Minocycline Audit

background

A recent GP update course highlighted the issue of minocycline. It is a drug used primarily to treat acne and to its benefit can be prescribed once daily. It also does not need to be taken on an empty stomach. However, evidence suggests that it is no superior to other tetracyclines either in efficacy or tolerance and unlike other tetracyclines has greater side effects. As such the advise from the course was not to prescribe it and in fact to take it off formularies.

The above was discussed with our pharmacist who directed me to NICE information on key therapeutic topics. They too have highlighted minocycline due to the above. In addition it has a relatively high acquisition cost and there are alternative once daily treatments such as doxycycline and lymecycline. According to a Cochrane review in 2012 minocycline has been associated with :

1)  early-onset dose related toxicity reactions resulting in single organ dysfunction (including potentially fatal liver failure)

2)  autoimmune disorders (SLE like syndrome – this is related to duration of exposure, and autoimmune hepatitis)

3)  hypersensitivity reactions (eosinophilia, pneumonitis and nephritis)

4)  slate-grey hyperpigmentation of the skin which may be irreversible (drugs and therapeutics bulletin 2006)

They found it was not possible to estimate the likelihood of an adverse effect and there was no evidence to suggest the slow release preparation was any safer. They felt there was no evidence to justify the use of minocycline for first line treatment of acne.

NICE also highlight the cost implications in addition to the quality issues. They estimate that using an alternative tetracycline could save the NHS 2.2 million pounds. Rates of prescribing currently vary hugely from region to region and overall prescribing is reducing. The NICE information is to support the QIPP medicines use and is not formal NICE guidance.

Method and Results

I performed a search on system 1 on our patient population searching under all preparations of minocycline (50mg, 100mg and the S/R preparation). This showed 78 patients who have been prescribed minocycline. After looking through all of these patients notes the vast majority are historical prescriptions and only 5 are current.

1. One of these patients was commenced in secondary care for pemphigoid and they are currently in the process of reducing the dose. I suggest we continue with this as per advise from dermatology.

2,3 Two are on repeat but were last issued in July and September respectively and have not been requested since. I suggest these are taken off repeat so if it is requested again will need to go through a doctor as an acute. I will make an entry in their notes to this effect and should they request more this will need discussing and I suggest an alternative is used.

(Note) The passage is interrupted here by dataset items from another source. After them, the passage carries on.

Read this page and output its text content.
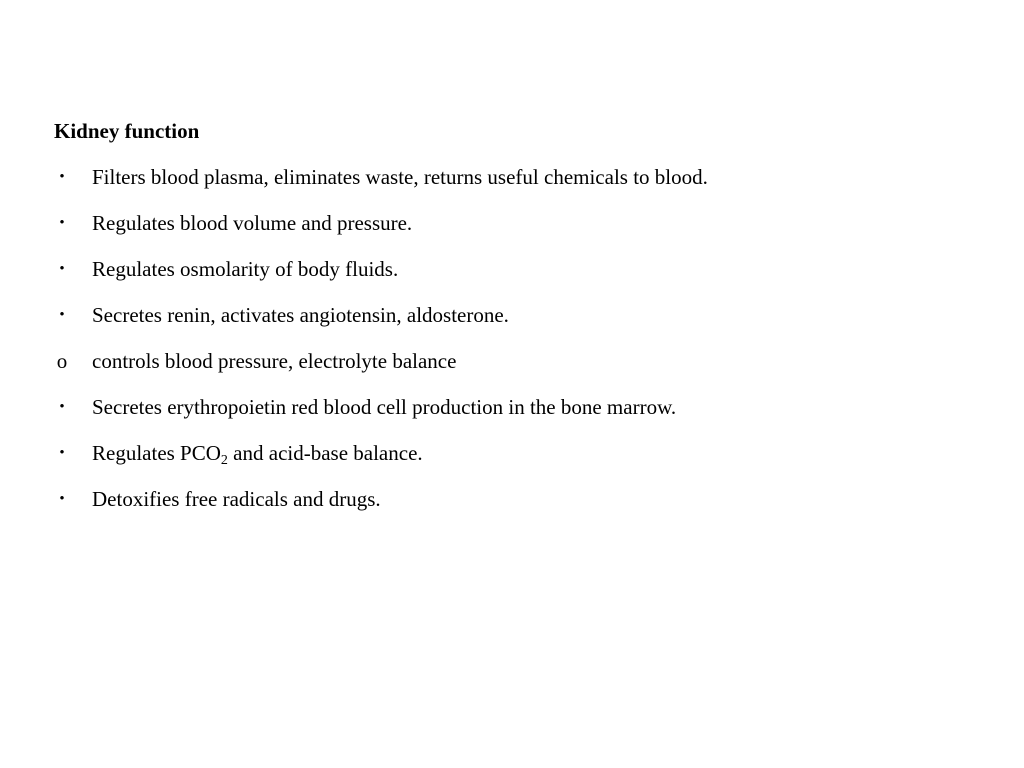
Kidney function
• Filters blood plasma, eliminates waste, returns useful chemicals to blood.
• Regulates blood volume and pressure.
• Regulates osmolarity of body fluids.
• Secretes renin, activates angiotensin, aldosterone.
o controls blood pressure, electrolyte balance
• Secretes erythropoietin red blood cell production in the bone marrow.
• Regulates $PCO_2$ and acid-base balance.
• Detoxifies free radicals and drugs.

4. One was issued in November for 4 months so half the script should already have been used. This is not on repeat. I suggest writing in her notes re minocycline and again discussing and issuing an alternative if requested.

5. The fifth patient has been on it long term for rosacea and has it on repeat. This has been since 2009. The NICE information would suggest she is at greater risk of autoimmune problems due to duration of use so I suggest asking her to come in to discuss it and trying an alternative. She had attempted to stop it at some point in the past and her symptoms had worsened but an alternative wasn’t offered at that time.

Actions

1) re. patients currently prescribed minocycline actions are as above.

2) TO discuss at Drs meeting to highlight the issue and hopefully agree to no longer prescribe so no new scripts will be issued.

3) TO check our formulary with the pharmacist and if minocycline is on to remove it.

4) TO re-audit at a later date to ensure no new prescriptions have occurred.

Re-audit

Update at 3 months post audit (bullet points correspond to numbering above)

1)  Notes were made in the records of patients who had recently been prescribed minocycline to ensure no further scripts were issued. For patients where it was on repeat this was cancelled and the patient contacted and ultimately minocycline stopped. Of the patients highlighted only the patient where it is prescribed from secondary care continue to be on it.

2)  The audit was discussed at a practice meeting and a notification sent out for any missing doctors to update on minocycline and for it not to be used for acne treatment in the future.

3)  The audit was discussed with our pharmacist and minocycline has been removed from our formulary (it was up until the audit on the formulary as an acne treatment).

4)  A reaudit was done to check that no new prescriptions had been issued. On searching against the same criteria one additional patient was noted (80 to the previous 79). All notes were reviewed and there were no new issues, the additional patient was new to the practice but it was a historical prescription.

In conclusion no new minocycline scripts have been issued since the audit other than to the patient who is prescribed it by secondary care for bullous pemphigoid. The patients who were previously on it have been addressed. The audit has altered the clinical practice at Ashcroft surgery.